An implementation of the MONet model for unsupervised scene decomposition in PyTorch

Primary LanguagePythonMIT LicenseMIT

MONet

This repository contains an implementation of DeepMind's MONet model for unsupervised scene decomposition in PyTorch. The model was presented in the paper "MONet: Unsupervised Scene Decomposition and Representation" by Christopher P. Burgess, Loic Matthey, Nicholas Watters, Rishabh Kabra, Irina Higgins, Matt Botvinick and Alexander Lerchner.
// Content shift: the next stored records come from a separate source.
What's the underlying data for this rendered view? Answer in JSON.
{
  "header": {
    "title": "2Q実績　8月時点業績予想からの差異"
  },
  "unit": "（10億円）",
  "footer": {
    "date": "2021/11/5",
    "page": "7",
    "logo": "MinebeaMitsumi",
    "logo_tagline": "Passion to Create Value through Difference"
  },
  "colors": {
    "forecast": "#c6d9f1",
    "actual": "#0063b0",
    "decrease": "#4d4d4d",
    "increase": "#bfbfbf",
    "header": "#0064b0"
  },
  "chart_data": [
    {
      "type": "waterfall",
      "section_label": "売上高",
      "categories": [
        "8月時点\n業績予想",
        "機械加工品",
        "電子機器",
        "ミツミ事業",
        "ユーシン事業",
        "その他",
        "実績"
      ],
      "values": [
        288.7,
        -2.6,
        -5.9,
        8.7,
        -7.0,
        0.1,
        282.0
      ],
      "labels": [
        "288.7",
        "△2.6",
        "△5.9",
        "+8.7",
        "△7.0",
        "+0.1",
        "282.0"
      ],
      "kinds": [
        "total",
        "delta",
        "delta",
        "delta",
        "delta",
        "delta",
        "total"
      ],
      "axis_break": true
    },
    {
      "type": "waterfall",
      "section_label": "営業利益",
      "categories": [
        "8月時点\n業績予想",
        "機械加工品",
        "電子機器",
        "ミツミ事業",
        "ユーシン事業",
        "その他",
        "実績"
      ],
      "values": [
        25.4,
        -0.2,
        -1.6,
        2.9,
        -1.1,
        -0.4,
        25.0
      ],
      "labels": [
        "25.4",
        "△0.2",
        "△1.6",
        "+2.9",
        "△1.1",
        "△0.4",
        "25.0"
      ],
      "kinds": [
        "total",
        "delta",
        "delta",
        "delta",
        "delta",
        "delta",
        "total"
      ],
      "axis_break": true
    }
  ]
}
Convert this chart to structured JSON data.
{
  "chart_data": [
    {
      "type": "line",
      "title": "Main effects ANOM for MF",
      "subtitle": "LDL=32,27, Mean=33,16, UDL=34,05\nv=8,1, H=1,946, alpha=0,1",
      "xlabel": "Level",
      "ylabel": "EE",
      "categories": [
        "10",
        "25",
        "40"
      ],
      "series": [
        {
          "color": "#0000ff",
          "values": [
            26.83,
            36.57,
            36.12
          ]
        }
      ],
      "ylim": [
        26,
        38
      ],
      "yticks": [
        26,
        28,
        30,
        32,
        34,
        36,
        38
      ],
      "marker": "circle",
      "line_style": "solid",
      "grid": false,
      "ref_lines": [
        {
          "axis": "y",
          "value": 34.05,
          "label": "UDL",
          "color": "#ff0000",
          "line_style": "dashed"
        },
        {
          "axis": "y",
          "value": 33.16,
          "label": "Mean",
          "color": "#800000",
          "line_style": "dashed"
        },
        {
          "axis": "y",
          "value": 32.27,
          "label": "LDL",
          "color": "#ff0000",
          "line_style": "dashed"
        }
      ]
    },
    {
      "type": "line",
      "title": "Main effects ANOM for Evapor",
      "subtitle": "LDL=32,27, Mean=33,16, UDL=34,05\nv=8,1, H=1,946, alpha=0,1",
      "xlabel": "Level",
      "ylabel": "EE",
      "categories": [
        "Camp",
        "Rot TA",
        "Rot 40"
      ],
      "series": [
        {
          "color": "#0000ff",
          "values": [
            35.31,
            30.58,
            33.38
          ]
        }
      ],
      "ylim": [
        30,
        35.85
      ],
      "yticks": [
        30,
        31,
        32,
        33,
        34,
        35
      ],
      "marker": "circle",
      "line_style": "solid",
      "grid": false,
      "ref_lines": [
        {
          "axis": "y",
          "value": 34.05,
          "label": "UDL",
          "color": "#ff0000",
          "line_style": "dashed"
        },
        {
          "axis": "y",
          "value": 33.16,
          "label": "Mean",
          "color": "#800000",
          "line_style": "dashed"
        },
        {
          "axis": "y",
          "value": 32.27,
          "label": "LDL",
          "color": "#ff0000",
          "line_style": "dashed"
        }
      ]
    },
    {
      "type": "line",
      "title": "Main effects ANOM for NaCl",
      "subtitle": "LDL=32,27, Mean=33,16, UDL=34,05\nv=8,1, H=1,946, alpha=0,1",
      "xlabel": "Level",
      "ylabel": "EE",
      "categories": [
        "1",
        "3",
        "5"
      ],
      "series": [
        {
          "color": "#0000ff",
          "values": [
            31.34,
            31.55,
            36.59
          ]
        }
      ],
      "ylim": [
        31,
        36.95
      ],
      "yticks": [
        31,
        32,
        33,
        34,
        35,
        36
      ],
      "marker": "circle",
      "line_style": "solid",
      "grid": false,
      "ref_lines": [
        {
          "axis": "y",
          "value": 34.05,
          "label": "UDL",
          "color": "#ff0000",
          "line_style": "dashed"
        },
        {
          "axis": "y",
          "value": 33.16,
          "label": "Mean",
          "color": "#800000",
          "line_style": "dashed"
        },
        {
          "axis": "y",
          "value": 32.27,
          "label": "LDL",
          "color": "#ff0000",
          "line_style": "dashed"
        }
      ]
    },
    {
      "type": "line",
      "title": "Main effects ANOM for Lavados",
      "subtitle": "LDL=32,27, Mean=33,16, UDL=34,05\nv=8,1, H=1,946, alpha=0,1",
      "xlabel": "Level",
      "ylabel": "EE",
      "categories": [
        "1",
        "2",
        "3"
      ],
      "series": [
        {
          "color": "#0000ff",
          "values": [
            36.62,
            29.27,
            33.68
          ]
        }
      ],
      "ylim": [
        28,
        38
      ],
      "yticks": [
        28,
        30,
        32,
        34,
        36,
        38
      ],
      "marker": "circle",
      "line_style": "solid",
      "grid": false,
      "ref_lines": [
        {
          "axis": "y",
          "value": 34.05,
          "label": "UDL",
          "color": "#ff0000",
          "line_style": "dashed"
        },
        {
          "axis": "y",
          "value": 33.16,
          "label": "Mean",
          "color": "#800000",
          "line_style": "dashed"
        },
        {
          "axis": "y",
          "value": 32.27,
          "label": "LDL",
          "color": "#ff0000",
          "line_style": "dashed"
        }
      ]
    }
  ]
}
Similarly to previous models such as AIR, MONet learns to decompose scenes into objects and background in an unsupervised setting. Unlike AIR however, it learns attention masks to obtain real segmentations instead of just bounding boxes. Objects and background appearances are modelled by a VAE.

Sample Results

The following image shows a sample of results on a homemade version of the sprite dataset. The first line of images depicts the input, the second the inferred segmentation, and the third the reconstruction.

MONet on sprites

The attention network successfully learns to segment the images. One issue appears to be that distinct objects of the same color tend to not be separated. Since the model structure does not force objects to be spatially coherent, this is perhaps to be expected.

Dependencies

We ran our experiments using Python 3.6 and CUDA 9.0, making use of the following Python packages:

  • torch 1.0
  • numpy
  • visdom

These may be installed via pip install -r requirements.txt. Other versions might also work but were not tested.

Project Structure

  • model.py contains the model, implemented as a set of PyTorch modules
  • main.py contains the training loops
  • config.py contains adjustable parameters, including directories and hyperparameters
  • datasets.py contains routines for loading the data

Run

Simply run python main.py. Adjust the configuration object created at the bottom of the file as needed, or use one of the provided configurations to reproduce the results above. Note that the experiments on CLEVR were run on a V100 GPU with 32GB of memory, so you may need to reduce the model size in order to fit it on a smaller GPU.